Em 2021, as faixas de radiofrequência tornadas disponíveis no leilão de 5G, promovido pelo Ministério das Comunicações e pela Agência Nacional de Telecomunicações, foram arrematadas com ofertas que somaram 47,2 bilhões de reais. Desse valor, mais de 39,8 bilhões de reais serão revertidos em investimentos para ampliar a infraestrutura de conectividade no Brasil.
China
O modelo que a Huawei quer fazer pegar no Brasil, claro, vem da China. A segunda maior economia do mundo é exemplo no que diz respeito à digitalização dos serviços públicos. “Para se ter uma ideia, toda nova rodovia ou ferrovia do país deve ser construída com fibra ótica em toda sua extensão”, conta Rulli. Faz sentido: esse tipo de obra em infraestrutura passa, geralmente, por áreas rurais. “Você está levando conectividade para essa gente.” Segundo a Huawei, são três camadas de investimento para que uma nação possa ser considerada “digital”: conectividade, processamento/armazenamento e aplicações. Uma não depende, necessariamente, da outra. “O Brasil está indo muito bem em aplicações”, diz Rulli, ao lembrar dos usos do novo portal do governo (e-gov), Imposto de Renda e Conecte Sus. O Brasil foi reconhecido pelo Banco Mundial como o segundo país do mundo com a mais alta maturidade em governo digital. Em 2021, o país era 7º no ranking.

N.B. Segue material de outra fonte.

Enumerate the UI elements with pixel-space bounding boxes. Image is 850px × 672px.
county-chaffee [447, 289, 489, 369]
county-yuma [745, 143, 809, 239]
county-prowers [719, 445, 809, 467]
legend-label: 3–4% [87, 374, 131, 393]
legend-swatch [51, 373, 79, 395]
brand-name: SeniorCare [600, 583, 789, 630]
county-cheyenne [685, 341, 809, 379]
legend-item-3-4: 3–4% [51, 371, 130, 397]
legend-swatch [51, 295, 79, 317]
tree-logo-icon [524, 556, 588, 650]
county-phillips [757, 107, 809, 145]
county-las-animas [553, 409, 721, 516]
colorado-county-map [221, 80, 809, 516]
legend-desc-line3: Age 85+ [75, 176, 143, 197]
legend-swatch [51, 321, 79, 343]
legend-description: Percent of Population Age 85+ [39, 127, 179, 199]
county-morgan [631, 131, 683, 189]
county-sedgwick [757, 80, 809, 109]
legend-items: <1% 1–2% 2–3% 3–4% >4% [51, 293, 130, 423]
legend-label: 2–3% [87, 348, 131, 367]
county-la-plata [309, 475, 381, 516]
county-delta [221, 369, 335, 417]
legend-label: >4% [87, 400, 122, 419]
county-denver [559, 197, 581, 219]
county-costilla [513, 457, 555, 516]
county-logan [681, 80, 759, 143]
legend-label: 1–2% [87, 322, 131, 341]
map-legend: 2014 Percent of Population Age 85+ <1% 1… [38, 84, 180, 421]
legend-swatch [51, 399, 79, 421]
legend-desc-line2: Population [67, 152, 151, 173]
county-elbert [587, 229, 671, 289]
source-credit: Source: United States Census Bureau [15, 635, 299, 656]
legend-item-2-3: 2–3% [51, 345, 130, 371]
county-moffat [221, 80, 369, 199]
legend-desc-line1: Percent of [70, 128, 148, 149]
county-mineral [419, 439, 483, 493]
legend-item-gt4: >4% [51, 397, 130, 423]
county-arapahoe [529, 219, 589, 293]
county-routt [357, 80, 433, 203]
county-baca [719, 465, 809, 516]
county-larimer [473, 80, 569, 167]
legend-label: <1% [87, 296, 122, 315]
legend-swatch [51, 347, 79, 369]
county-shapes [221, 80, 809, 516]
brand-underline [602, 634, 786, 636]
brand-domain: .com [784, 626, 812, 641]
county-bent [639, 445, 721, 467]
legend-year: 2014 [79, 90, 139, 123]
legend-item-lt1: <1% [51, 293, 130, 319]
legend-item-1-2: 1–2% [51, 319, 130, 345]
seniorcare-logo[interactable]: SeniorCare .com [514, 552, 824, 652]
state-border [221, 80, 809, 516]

Apesar dos bons resultados, o país segue em posição intermediária daquilo que é possível ser feito com a tecnologia. “Países que estão implementando ou aprimorando o conceito de nação digital criam um plano de governo”, disse. Segundo ele, o mais importante é uma figura de gestor, acima das diferenças ministeriais, que tenha uma visão única para o tema. Em alguns países, esses papel é desempenhando por um ministro exclusivo; em outros, é o vice-presidente ou primeiro-ministro que fica à frente do tema.

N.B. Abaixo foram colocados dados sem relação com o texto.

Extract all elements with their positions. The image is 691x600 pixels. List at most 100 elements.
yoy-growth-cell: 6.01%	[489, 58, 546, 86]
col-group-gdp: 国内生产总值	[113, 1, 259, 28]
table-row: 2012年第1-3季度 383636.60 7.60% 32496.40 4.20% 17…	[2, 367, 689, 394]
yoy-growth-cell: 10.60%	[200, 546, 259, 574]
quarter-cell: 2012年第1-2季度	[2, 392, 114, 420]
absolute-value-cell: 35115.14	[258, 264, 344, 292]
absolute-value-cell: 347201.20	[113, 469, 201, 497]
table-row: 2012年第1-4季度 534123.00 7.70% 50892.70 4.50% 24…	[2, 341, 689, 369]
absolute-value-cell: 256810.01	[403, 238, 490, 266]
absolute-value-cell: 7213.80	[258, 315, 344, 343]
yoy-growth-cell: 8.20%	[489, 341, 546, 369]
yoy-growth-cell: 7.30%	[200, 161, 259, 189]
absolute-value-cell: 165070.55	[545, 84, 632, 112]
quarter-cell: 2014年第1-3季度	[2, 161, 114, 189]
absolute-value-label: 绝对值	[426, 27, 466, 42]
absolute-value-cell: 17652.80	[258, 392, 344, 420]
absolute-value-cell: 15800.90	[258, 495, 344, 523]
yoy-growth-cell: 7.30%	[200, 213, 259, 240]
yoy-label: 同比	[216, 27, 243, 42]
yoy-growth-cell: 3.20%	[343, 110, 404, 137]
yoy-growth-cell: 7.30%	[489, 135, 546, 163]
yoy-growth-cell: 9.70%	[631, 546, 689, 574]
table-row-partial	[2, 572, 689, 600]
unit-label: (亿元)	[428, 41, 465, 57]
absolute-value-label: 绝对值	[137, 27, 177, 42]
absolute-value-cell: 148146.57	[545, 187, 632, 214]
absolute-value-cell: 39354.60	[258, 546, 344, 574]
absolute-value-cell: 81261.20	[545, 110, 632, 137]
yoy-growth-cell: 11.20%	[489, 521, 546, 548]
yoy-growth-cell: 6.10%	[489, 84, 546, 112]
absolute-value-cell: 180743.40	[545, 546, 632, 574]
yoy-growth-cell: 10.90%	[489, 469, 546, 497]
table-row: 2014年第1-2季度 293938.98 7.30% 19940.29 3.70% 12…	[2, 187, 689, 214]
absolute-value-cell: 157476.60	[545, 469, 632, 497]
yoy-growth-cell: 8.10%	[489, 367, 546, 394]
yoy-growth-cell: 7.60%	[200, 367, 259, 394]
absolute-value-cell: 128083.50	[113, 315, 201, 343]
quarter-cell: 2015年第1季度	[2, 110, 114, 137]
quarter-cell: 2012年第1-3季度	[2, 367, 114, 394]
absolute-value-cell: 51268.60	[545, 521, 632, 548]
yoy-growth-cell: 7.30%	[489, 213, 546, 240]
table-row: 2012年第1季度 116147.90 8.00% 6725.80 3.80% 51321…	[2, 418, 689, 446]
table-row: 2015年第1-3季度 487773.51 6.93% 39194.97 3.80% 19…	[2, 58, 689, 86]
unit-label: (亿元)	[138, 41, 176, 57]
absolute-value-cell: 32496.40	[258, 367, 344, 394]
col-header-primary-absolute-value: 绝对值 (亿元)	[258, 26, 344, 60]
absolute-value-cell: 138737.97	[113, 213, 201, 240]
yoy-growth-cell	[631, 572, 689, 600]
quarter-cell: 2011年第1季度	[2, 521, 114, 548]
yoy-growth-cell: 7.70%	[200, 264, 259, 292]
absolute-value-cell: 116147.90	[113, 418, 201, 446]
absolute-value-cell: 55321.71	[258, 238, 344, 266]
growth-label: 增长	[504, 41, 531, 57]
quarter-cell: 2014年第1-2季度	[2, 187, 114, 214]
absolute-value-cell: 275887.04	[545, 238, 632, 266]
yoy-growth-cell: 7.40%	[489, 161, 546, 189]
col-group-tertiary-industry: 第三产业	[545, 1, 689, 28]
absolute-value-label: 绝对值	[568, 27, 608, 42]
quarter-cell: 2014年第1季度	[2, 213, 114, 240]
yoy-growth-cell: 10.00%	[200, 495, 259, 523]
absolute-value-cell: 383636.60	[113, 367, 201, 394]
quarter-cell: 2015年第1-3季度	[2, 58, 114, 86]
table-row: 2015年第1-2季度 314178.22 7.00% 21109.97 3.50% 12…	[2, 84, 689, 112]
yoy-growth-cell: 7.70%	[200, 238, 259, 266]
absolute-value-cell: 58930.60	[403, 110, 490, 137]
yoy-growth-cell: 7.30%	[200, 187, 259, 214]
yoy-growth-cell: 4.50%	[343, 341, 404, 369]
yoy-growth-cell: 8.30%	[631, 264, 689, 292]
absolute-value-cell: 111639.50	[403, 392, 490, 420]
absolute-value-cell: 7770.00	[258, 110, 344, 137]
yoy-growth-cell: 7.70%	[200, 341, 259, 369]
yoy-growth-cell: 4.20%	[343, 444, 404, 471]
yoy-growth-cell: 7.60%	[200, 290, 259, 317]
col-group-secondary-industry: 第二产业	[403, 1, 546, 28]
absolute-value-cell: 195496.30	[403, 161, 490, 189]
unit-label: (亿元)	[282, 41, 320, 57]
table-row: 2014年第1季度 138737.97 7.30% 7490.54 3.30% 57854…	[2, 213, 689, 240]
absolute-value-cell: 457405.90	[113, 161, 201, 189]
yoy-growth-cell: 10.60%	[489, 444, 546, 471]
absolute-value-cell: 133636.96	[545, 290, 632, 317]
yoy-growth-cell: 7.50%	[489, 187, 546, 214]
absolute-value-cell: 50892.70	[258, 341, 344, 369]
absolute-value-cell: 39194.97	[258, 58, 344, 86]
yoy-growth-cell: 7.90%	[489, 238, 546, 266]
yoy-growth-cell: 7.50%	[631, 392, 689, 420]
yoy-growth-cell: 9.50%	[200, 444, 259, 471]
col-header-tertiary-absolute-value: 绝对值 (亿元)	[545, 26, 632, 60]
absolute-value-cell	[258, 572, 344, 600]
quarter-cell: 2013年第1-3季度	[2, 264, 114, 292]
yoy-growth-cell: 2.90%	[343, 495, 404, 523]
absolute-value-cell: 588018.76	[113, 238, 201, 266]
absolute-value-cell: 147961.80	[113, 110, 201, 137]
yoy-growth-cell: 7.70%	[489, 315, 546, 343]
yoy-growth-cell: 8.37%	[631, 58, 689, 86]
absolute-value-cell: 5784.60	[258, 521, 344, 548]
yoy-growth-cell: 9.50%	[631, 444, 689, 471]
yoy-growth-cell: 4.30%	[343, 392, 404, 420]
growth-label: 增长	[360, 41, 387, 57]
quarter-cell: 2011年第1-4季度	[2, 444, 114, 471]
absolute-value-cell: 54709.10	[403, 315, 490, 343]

Das 37 pastas ministeriais atuais, apenas 10 possuem secretaria de governo digital. Uma dessas cadeiras, inclusive, é ocupada por Ana Estela Haddad, mulher do ministro da Fazenda Fernando Haddad, no Ministério da Saúde. “Há áreas do governo que querem expandir data center, outras querem investir em cloud…”, lamenta a falta de coordenação o executivo da Huawei.
Acordos
O presidente Lula voltou da viagem no último domingo, 16, com 50 bilhões de reais engatilhados em investimentos. Para além da dinheirama, foram assinados 15 acordos de cooperação entre os dois países e 20 acordos comerciais, mas nenhum passou pela Huawei. Pelo menos, ainda, não. “Os ministérios da comunicação dos dois países firmaram acordos de transferência de tecnologia, melhorias de uso…”, conta Rulli.
A Huawei possui 207 mil colaboradores pelo mundo, sendo 54% desses alocados em pesquisa e desenvolvimento. Nos últimos 10 anos, a empresa investiu 132 bilhões de dólares na área, em busca da liderança mundial em patentes.